みなさんの中に、こういうことを言う人がいます。
私が「なぜ、センターに来ないんだい?」というふうに聞いたら、

 「師匠、正直に申し上げるなら、私はいま、不平不満はないんです。
  私は生きていくうえで、とても余裕があるし、困っていることとか、
  せっぱ詰まっている状態でもないのに、そういった私が、
  この自覚の勉強をするというのは、なんだかとても腑に落ちない、
  贅沢なような気がするんです」

というふうに言った弟子の方がいました。そう言って、その人はもう来なくなりましたよ。

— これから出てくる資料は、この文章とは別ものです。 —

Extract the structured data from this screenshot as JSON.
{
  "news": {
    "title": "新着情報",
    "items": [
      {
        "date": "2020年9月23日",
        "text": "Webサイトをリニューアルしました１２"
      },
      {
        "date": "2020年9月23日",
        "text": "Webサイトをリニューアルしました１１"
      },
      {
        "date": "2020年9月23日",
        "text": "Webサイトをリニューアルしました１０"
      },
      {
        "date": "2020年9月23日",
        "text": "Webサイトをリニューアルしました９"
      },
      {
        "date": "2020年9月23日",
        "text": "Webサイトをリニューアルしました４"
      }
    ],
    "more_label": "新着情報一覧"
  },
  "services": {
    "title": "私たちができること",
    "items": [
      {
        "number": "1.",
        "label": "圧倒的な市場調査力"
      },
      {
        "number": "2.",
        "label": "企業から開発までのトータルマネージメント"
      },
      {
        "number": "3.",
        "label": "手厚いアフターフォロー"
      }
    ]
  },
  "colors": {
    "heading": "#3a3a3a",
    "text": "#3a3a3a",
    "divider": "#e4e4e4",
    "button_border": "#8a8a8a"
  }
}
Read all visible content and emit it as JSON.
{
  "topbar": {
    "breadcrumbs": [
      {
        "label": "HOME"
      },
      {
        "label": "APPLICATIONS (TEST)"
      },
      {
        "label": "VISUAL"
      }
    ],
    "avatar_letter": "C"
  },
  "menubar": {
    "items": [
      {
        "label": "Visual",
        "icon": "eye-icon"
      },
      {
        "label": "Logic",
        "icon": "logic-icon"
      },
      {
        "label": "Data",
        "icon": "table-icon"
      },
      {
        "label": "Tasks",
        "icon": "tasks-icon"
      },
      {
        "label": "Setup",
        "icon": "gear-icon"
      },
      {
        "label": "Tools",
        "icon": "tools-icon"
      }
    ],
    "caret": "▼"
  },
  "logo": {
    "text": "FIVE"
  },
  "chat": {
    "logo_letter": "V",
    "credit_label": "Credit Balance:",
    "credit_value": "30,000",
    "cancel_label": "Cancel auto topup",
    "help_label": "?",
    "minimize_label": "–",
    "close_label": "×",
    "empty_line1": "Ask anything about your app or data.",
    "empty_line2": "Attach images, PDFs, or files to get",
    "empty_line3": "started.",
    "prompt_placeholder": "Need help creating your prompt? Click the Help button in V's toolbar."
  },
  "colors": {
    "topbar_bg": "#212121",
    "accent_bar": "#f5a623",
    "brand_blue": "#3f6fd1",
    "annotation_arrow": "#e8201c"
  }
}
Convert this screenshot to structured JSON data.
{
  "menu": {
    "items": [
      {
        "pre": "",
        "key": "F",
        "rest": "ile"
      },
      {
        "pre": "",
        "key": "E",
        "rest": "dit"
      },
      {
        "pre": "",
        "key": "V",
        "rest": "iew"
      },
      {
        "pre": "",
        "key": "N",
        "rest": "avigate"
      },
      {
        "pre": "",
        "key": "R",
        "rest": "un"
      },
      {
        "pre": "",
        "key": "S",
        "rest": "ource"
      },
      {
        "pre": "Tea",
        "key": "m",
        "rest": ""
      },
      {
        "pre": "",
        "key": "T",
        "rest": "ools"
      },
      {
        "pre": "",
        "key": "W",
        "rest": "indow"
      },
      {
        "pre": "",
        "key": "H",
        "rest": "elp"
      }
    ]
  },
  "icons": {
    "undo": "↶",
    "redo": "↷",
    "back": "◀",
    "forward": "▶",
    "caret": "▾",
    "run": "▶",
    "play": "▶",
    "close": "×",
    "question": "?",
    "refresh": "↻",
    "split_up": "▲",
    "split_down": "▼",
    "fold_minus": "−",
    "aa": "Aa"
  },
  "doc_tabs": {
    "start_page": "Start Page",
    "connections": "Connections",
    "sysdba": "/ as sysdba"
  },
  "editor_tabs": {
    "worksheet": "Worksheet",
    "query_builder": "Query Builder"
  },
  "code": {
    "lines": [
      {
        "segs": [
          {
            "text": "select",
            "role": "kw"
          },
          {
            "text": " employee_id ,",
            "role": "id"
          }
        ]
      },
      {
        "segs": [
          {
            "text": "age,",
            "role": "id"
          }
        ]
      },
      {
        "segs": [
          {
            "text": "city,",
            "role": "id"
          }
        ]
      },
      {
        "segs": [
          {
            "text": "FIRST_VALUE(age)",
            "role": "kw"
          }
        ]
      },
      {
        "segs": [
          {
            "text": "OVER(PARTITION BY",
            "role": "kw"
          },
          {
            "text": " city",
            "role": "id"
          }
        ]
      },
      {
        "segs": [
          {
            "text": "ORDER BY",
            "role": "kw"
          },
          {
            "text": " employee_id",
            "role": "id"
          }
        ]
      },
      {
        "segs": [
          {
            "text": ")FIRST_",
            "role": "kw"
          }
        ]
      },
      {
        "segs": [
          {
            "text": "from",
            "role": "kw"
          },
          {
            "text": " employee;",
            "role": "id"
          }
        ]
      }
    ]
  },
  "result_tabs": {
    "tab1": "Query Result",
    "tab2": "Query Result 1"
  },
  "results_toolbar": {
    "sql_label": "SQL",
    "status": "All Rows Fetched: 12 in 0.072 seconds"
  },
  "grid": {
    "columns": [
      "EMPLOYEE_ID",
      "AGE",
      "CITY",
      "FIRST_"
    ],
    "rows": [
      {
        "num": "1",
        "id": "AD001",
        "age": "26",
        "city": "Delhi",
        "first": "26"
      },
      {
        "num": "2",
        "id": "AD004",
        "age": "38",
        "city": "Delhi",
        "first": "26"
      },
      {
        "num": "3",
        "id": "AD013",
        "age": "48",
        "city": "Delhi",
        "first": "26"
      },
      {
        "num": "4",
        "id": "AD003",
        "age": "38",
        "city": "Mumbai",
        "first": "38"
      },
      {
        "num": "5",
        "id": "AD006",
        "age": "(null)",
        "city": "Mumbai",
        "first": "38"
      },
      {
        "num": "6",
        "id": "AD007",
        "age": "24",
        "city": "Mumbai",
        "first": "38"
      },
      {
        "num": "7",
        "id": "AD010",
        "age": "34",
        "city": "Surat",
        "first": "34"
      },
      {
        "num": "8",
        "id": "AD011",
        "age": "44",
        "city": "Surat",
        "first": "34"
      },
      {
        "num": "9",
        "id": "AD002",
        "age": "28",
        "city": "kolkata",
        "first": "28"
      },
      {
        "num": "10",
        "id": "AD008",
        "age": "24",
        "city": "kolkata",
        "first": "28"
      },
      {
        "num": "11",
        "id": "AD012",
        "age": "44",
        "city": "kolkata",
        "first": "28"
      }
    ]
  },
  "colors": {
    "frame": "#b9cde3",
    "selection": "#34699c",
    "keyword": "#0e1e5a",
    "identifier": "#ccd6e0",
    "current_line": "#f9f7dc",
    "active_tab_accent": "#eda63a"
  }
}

では、果たたして、その人が感じていた平和、平安さというのはいったい何だったでしょうか?その人は本当に幸福だったんでしょうか?もちろん、夫もいたでしょうし、両親も子供もいたでしょうよ。そして子供たちも本当に立派に育ち、立派に暮らしていて、自分の体も健康であったとして、、、でも、それが果たして永遠に続くでしょうか?

 私は今、取り立てて困っていることがないし幸福だ。
 困っていることがないから自覚の勉強をする必要はない。

というふうに思っていますけれど、

でもそう言って、子供たちが、突然、私の元から去るかもしれないし、また、私が突然、子供たちのところから去らないといけないかもしれないし、健康だと思っているこの体も、いつ、どこが病気になるかわかりませんよ。そういうふうに見たとき、その人の感じている幸福というのを、いったいどういうふうに見たらいいのか、いったいなんなのか・・・

それは、ただ平穏無事に、ただ無難に、ただなにか大きな事故がなく生きているということ、大きな試練もなく、大きな病気もなく、大きな痛みもないときに、その人は幸せだと感じていたということなんです。

けれども、その人が感じていた、大きな試練はない、大きな病気にはならない、大きな痛みはない、そういう状況が永遠に続くでしょうか?そうではないでしょ?